Fearful and Wonderfully Made

Yesterday my girl and I went to a Birthday party for several members of her new community.  BARC Housing hosts these parties once a month—gathering all the residents for Birthday cake, ice cream, dancing and to celebrate the folks whose birthdays have fallen on that particular month.  There had been much anticipation in our household about this party and I find myself needing to be very careful to manage myself and all the paradoxical responses and feelings that ebb and flow in me, unpredictable and shocking.

I continue to work on my health and that includes more actively planning to ensure I get enough exercise daily.  All those things they tell you, about how exercise can help manage stress?  They are true.  So I had made plans to walk before taking LM to the party both to make sure I got that exercise in, but also because I have a hard time figuring out how each of those visits will affect me and I am determined to be a source of calm strength to my daughter.  Unfortunately, my well-laid plans did not work and there wasn’t a whole lot of time to do anything but go, steeling myself and breathing.

I am not sure I have ever gotten sweeter and sloppier kisses than I got when we arrived.  The same was true for my girl.  Other residents are coming to know us and several of them are exuberant and unrestrained in their welcome.  Although I’ve been asked to be present at these visits, I try to leave plenty of space so LM can make her way without me hovering like a helicopter mom.  Instead, each time I go, I try to talk to other folks and stay out of her way.  There’s a young man who obviously has difficulties walking, whose eyes go in every direction but straight, who is just barely verbal, though incredibly expressive.  He was curious about me so we stood and visited waiting for the party to begin.  I gently teased him about whether or not he was going to dance and his face lit up like a Christmas tree, he looked sort of abashed and then gestured for me to follow him.

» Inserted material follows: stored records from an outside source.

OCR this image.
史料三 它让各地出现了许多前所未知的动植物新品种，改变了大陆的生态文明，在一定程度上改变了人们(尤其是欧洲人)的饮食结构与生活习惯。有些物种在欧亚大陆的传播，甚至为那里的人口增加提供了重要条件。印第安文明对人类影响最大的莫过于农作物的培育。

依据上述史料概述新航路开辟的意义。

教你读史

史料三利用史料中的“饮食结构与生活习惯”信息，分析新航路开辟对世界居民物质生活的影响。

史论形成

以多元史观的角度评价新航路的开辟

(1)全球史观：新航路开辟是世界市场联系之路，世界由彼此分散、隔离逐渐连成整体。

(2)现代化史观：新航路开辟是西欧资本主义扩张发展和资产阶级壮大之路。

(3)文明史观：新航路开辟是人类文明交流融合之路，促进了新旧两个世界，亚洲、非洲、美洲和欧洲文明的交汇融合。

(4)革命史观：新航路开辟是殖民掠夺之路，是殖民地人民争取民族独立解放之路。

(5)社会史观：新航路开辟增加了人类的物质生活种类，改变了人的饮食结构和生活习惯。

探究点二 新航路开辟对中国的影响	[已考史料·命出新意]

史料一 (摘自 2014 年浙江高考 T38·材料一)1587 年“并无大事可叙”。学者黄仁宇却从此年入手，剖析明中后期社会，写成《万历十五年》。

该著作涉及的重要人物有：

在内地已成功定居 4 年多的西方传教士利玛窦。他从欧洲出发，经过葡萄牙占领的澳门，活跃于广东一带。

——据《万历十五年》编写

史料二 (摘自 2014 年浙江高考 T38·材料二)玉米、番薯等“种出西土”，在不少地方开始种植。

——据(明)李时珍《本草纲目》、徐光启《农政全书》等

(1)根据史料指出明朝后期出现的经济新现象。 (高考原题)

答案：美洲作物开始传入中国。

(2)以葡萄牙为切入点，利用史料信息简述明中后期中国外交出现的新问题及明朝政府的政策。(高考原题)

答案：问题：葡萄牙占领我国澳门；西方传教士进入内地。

A woman in her late thirties was sitting with her legs up on a divan and he introduced her to me in a way that made me think she was special to him so I asked, “Is this your girl friend?”  Again, that light and life that animate his face and make him so piercingly beautiful.  She is, but when I asked if they were going to dance together, he made falling-down gestures, making me understand that they can’t because she might fall and hurt herself.

Then there is T, who has no front teeth, is bent over, has a mop of bright red hair,  and laughs with the most delightful joy imaginable.  There’s M who had on her sparkly green Christmas sweater and wanted to visit lots and lots and the other M who gave me one of those delicious kisses on the cheek.  I don’t want to romanticize and idealize a group of people who are just as much ordinary, broken and holy folks as you and I.  But my daily living has not included much space for them and now that we are thrown together like this, I find myself broken wide open.  There is such beauty, such a different version of our humanity, such confrontation of much that I take for granted in my life.

Last night, I felt tenderness and gratitude and I also felt enormous pain.  I came home understanding for the first time  why folks cut themselves compulsively.  I found myself wanting to do that to myself.  The sting of a cut would be more bearable, a welcome distraction from the real thing.  Of course I didn’t and instead, went on one of my walks even though it was already late in the evening.  The pain began to untie itself from around my heart, I felt the heat and humidity of summer quickly approaching, stars were out and a couple of planets shone brightly.  This is life—neither more nor less.  Just life.

I write about these things perhaps because I am presumptuous enough to think that I can open a few small windows into a world that is so easy to ignore.  The persistent, insistent question that keeps forming itself in my mind these days is this:  “So what does it mean, really, to be a human being?  What defines our humanity?”  We need to be careful and suspicious of easy answers and half-truths shaped in the comfort of our first-world lives.  But when I look for answers beyond that, they have the ability to shake me to my core.